Other offerings have been designed specifically for the Australian market, such as wrap reporting. Wrap platforms typically provide sub-nominee transactional data to the fund managers whose products they hold. This data is useful to fund managers for a number of reasons; however, managers say different platforms provide data in a variety of different formats and use different methods. That fragmentation created a challenge that could be solved by a service to standardise and automate the communication of wrap platform data. Calastone was able to provide this service by extending the capabilities of its existing technology.
Calastone is also planning to introduce a service based on the data collected by its own network. As a fund order routing network, Calastone collects large amounts of data on fund inflows. By studying this data, it would be possible for fund managers to benchmark themselves against their competitors.
This kind of tool could be a powerful tool to fund managers supporting the more efficient sales and distribution of funds. Managers could compare sales figures for their own funds with the industry average for a certain asset class and be able to tell, for instance, if their Asian bond fund had been outselling their peers. Fox says the advantage Calastone can offer is that it will be able to provide market data very quickly, within 24 hours, whereas the existing methods for benchmarking fund inflow data rely on third-party data providers that take weeks or months to provide aggregate data.
Fox promises that the data will be anonymised. In other words, Calastone will not tell its customers precisely what their competitors have achieved in terms of flows. The idea is to give an industry-wide average, which, given the large number of Australian managers that use the Calastone network, should be possible with a fairly high degree of accuracy.
Down underIn future, Fox sees further opportunities to support its customers in the Australian market as Calastone continues its project of reducing the frictional challenges associated with fund businesses. Having worked for Calastone for seven years, mostly based in the London office, he has a good understanding of what the company’s products can do and why fund managers might want to become clients.
Certainly, there are many interesting developments across the industry. At industry conferences and technology forums, delegates debate the merits and potential of artificial intelligence, robotics and blockchain to transform financial services.
Fox sees great potential for the latter technology, which Calastone has embraced with a large-scale project to create what it calls a distributed market infrastructure.

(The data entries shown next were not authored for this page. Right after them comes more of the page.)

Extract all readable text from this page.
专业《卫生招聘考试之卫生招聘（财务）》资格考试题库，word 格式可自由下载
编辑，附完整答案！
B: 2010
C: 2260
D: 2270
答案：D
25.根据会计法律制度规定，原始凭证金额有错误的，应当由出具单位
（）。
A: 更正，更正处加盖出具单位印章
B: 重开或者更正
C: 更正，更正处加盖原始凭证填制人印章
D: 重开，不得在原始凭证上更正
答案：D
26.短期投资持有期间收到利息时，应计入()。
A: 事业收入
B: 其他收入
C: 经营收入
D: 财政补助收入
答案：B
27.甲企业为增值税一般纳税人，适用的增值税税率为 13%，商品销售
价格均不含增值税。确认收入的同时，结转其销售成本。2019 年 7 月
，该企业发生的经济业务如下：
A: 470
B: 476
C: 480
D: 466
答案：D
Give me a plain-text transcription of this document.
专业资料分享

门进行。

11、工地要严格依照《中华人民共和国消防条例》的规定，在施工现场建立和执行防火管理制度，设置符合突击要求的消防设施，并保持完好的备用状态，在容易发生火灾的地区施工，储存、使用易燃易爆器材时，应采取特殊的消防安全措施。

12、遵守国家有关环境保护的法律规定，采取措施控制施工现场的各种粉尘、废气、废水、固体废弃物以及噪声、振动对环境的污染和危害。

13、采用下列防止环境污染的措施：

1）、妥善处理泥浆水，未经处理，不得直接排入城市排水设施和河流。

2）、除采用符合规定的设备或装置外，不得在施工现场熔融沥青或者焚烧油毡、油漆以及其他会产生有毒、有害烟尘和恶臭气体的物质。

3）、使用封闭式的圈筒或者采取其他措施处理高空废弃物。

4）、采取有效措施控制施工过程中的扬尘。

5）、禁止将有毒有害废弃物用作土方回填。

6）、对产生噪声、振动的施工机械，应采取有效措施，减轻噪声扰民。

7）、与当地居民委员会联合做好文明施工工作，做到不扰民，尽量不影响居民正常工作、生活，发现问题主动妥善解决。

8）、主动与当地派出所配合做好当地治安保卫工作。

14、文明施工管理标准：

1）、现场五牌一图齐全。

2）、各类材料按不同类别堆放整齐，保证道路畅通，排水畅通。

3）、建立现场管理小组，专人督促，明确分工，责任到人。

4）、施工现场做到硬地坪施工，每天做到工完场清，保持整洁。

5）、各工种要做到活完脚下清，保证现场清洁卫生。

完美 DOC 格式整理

The company has created a private permission-based blockchain as a proof of concept and now hopes to make the technology available to clients.
These and other services could be transformative. “Technology is the enabler,” says Fox. “But it’s not the technology itself that’s going to push an industry into a better way of working, it’s the fundamental business models that allow organisations to harness the technology.”
As business models continue to develop and change, Calastone hopes to hone its technology platform to support the next generation of fund companies.